March 4, 2000

Comparatively speaking,

having 14 RT shows under one’s belt is nothing much at all in this company, but I do feel like I’ve reached the point where it’s pretty easy to spot when Richard is having a mediocre night. Of course, mediocre for him would be a revelation for the other 99% of musicians in this world. Nevertheless, Memphis was an off night on this tour in my humble opinion. I’d welcome other opinions from anyone who was there that night. He seemed distracted and not quite altogether there, and I’m sure the intermittent feedback during the first few songs didn’t help much. However, there were definitely some extraordinary moments: “Hard on Me” was absolutely savage, one of the most staggering performances I’ve ever seen from him (and this is the third time I’ve seen that song played live). It was almost an exorcism - take a short break, have a swig of water while Danny solos and….ohmigod, everybody duck! He’ll kill us all! One of my favorite pastimes at Richard’s shows is glancing around the audience for The Aneurysms. This is the name I fondly reserve for those poor souls in the audience whose brains have simply ruptured from the strain of trying to comprehend what’s happening on stage. They reach the breaking point, and voila! Cerebral hemorrhage! The Aneurysms were quite visibly in evidence in Memphis… Some moments didn’t work quite as well, though. "Ghosts in the Wind" works much better as an acoustic number. A few of the songs seemed unnecessarily rushed (although Richard and Pete shared a laugh over a small goof in “Tear Stained Letter”), and I might humbly suggest that it might be time to retire “Vincent” for a tour or two. Heresy, I know, but it’s become more obligatory than a labor of love, and it shows. “Galway to Graceland” was a pleasure, though, as was “Waltzing’s for Dreamers”. Anyway, the set list goes something like this:

Man in Need
Bathsheba Smiles
Two Faced Love
Hard on Me
Ghosts in the Wind
She Twists the Knife Again
Uninhabited Man
Al Bowlly (First rate!)
? (I feel sure I’m forgetting one, but I’ll be damned if I can remember it)
Dog Eat Dog in Denmark
Sights and Sounds of London Town
Walking The Long Miles Home
Cooksferry Queen
Bright Lights
Feel So Good
Tear Stained Letter
Waltzing’s for Dreamers
Crawl Back
Wall of Death
Galway to Graceland
Put it There Pal
Razor Dance

Mike Nix, Gretchen Lyell

Hi Everyone!

I just joined this list a few days ago. Been a Thompson fan for years, but up until a few weeks ago, the only time I'd seen him was a solo set that he did at the New Orleans festival back in the '80's. I'm in Memphis, and he never played here until about a year ago, but I was in Chicago that weekend seeing NRBQ and Steve Ferguson.

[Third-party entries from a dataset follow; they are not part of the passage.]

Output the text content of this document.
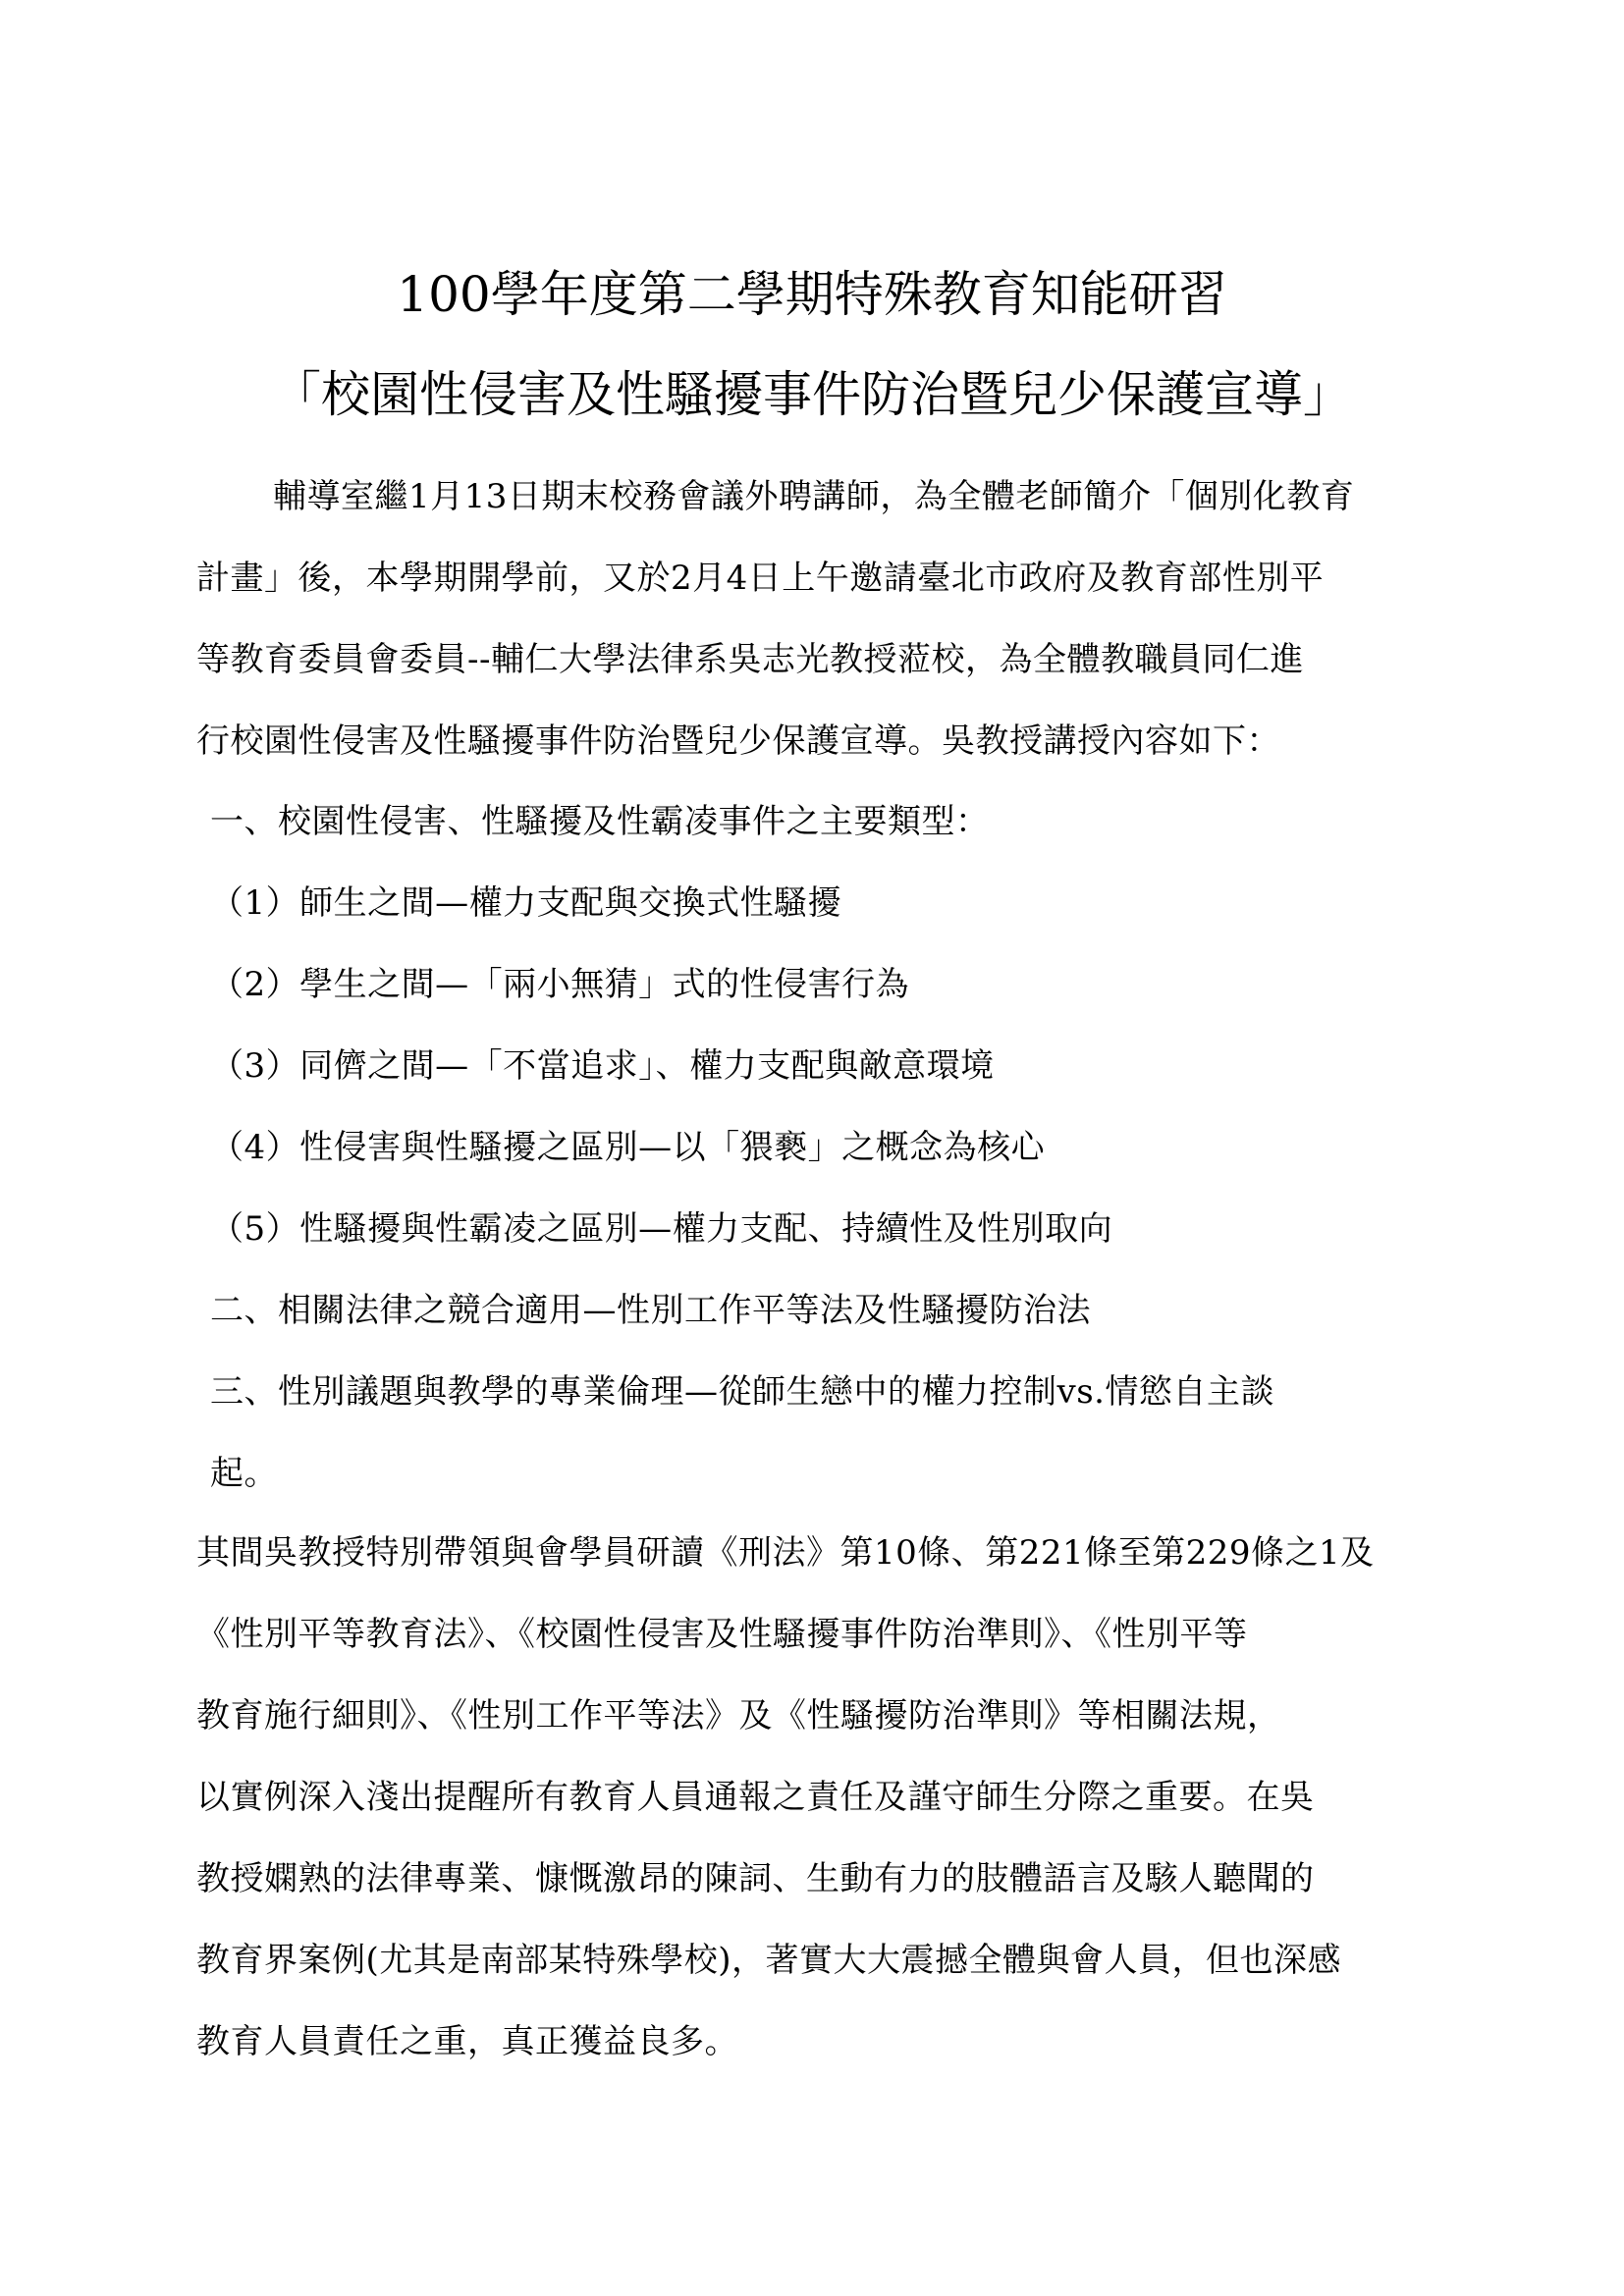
100學年度第二學期特殊教育知能研習
「校園性侵害及性騷擾事件防治暨兒少保護宣導」
輔導室繼1月13日期末校務會議外聘講師，為全體老師簡介「個別化教育
計畫」後，本學期開學前，又於2月4日上午邀請臺北市政府及教育部性別平
等教育委員會委員--輔仁大學法律系吳志光教授蒞校，為全體教職員同仁進
行校園性侵害及性騷擾事件防治暨兒少保護宣導。吳教授講授內容如下：
一、校園性侵害、性騷擾及性霸凌事件之主要類型：
（1）師生之間—權力支配與交換式性騷擾
（2）學生之間—「兩小無猜」式的性侵害行為
（3）同儕之間—「不當追求」、權力支配與敵意環境
（4）性侵害與性騷擾之區別—以「猥褻」之概念為核心
（5）性騷擾與性霸凌之區別—權力支配、持續性及性別取向
二、相關法律之競合適用—性別工作平等法及性騷擾防治法
三、性別議題與教學的專業倫理—從師生戀中的權力控制vs.情慾自主談
起。
其間吳教授特別帶領與會學員研讀《刑法》第10條、第221條至第229條之1及
《性別平等教育法》、《校園性侵害及性騷擾事件防治準則》、《性別平等
教育施行細則》、《性別工作平等法》及《性騷擾防治準則》等相關法規，
以實例深入淺出提醒所有教育人員通報之責任及謹守師生分際之重要。在吳
教授嫻熟的法律專業、慷慨激昂的陳詞、生動有力的肢體語言及駭人聽聞的
教育界案例(尤其是南部某特殊學校)，著實大大震撼全體與會人員，但也深感
教育人員責任之重，真正獲益良多。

Fortunately, he returned last month, and I saw him here, and also made the two hour drive to Little Rock to see him at Juanita's a few days later. When he played "Hard On Me" at the Memphis show, I was completely blown away. I think that was the best guitar solo I've ever heard in my life. I've seen a lot of the great ones - Al Anderson, Steve Ferguson (an overlooked master), James Burton, Albert Lee (back in his days with Emmylou's band), David Hidalgo - but Thompson may very well be the best. The venue he played in Memphis was a place on Beale Street called the New Daisy Theater, and he commented on how it meant something to him to play a place that he's heard of all his life. He said that his dad had a 78 of Louis Armstrong doing W.C Handy's "Beale Street Blues" when he was a kid.

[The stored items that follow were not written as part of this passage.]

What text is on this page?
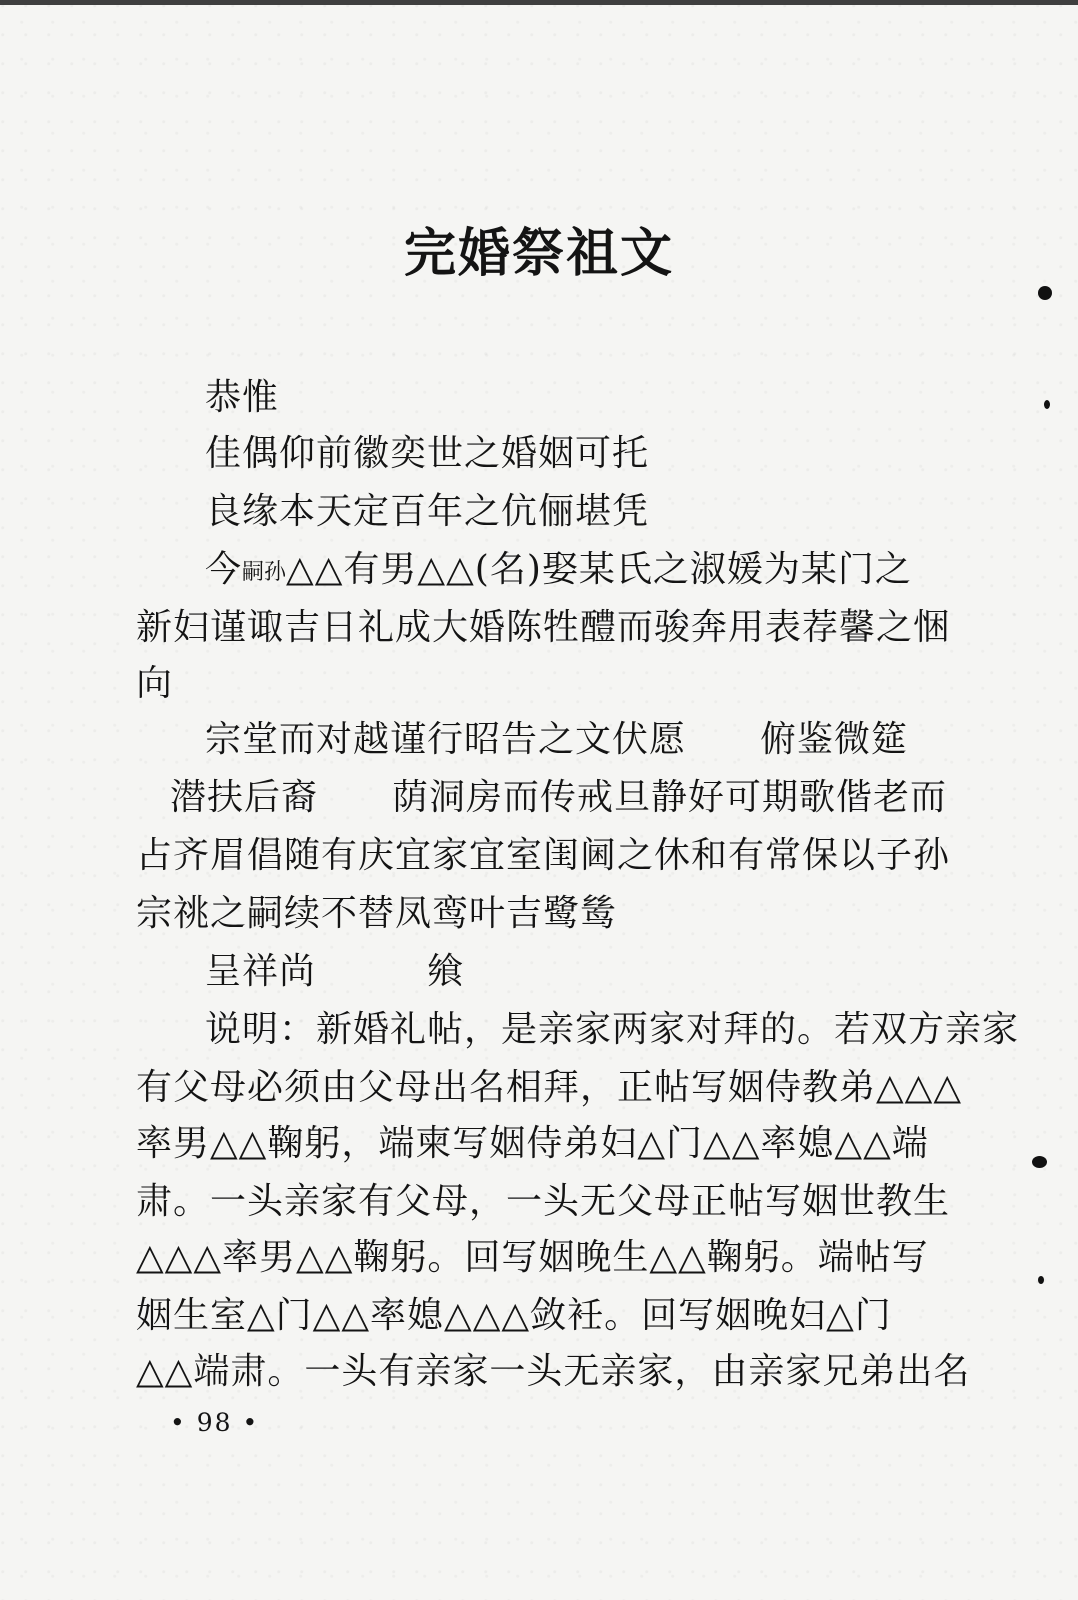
完婚祭祖文
恭惟
佳偶仰前徽奕世之婚姻可托
良缘本天定百年之伉俪堪凭
今嗣孙△△有男△△(名)娶某氏之淑媛为某门之
新妇谨诹吉日礼成大婚陈牲醴而骏奔用表荐馨之悃
向
宗堂而对越谨行昭告之文伏愿　　俯鉴微筵
潜扶后裔　　荫洞房而传戒旦静好可期歌偕老而
占齐眉倡随有庆宜家宜室闺阃之休和有常保以子孙
宗祧之嗣续不替凤鸾叶吉鹭鸶
呈祥尚　　　飨
说明：新婚礼帖，是亲家两家对拜的。若双方亲家
有父母必须由父母出名相拜，正帖写姻侍教弟△△△
率男△△鞠躬，端柬写姻侍弟妇△门△△率媳△△端
肃。一头亲家有父母，一头无父母正帖写姻世教生
△△△率男△△鞠躬。回写姻晚生△△鞠躬。端帖写
姻生室△门△△率媳△△△敛衽。回写姻晚妇△门
△△端肃。一头有亲家一头无亲家，由亲家兄弟出名
• 98 •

I took a friend to the Little Rock show a few days later. He's no slouch on the guitar himself - his dad was one of Bill Monroe's Bluegrass Boys back in the '60's. He'd seen RT a time ot two before. We were talking after the show, and he volunteered that he thought that the solo on "Hard On Me" was the greatest solo he'd ever heard in his life. I think the one in Memphis was hotter, but I knew what he meant. I'd like to have a tape of just different versions of that song.

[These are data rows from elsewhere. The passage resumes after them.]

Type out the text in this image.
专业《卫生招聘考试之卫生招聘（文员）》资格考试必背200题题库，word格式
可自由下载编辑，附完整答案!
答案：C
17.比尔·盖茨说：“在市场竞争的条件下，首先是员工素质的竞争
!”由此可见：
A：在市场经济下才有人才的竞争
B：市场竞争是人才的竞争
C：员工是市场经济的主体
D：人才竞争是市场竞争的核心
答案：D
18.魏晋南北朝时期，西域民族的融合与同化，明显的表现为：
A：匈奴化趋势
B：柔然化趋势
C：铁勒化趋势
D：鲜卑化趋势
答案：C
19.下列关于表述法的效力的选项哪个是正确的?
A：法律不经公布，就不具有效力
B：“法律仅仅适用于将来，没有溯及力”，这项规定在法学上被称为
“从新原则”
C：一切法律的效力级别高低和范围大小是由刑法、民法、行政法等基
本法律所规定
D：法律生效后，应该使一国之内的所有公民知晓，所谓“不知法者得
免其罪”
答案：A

I love MOCK TUDOR. I think it's the best thing he's done in years, maybe ever. "Dry My Tears And Move On" has one of the most gorgeous bridges I've ever heard. I like everything else as well, some more than others. I like MIRROR BALL a lot. Some of my friends think that one's a little too "L.A." Go figure. I picked up a couple of the CD's that they sold at the gigs, and they're great, but I wish that Capitol would put out an official live album. There's never enough, is there?

Paul Williams 

"Money may buy you a fine dog, but only love can make it wag its tail."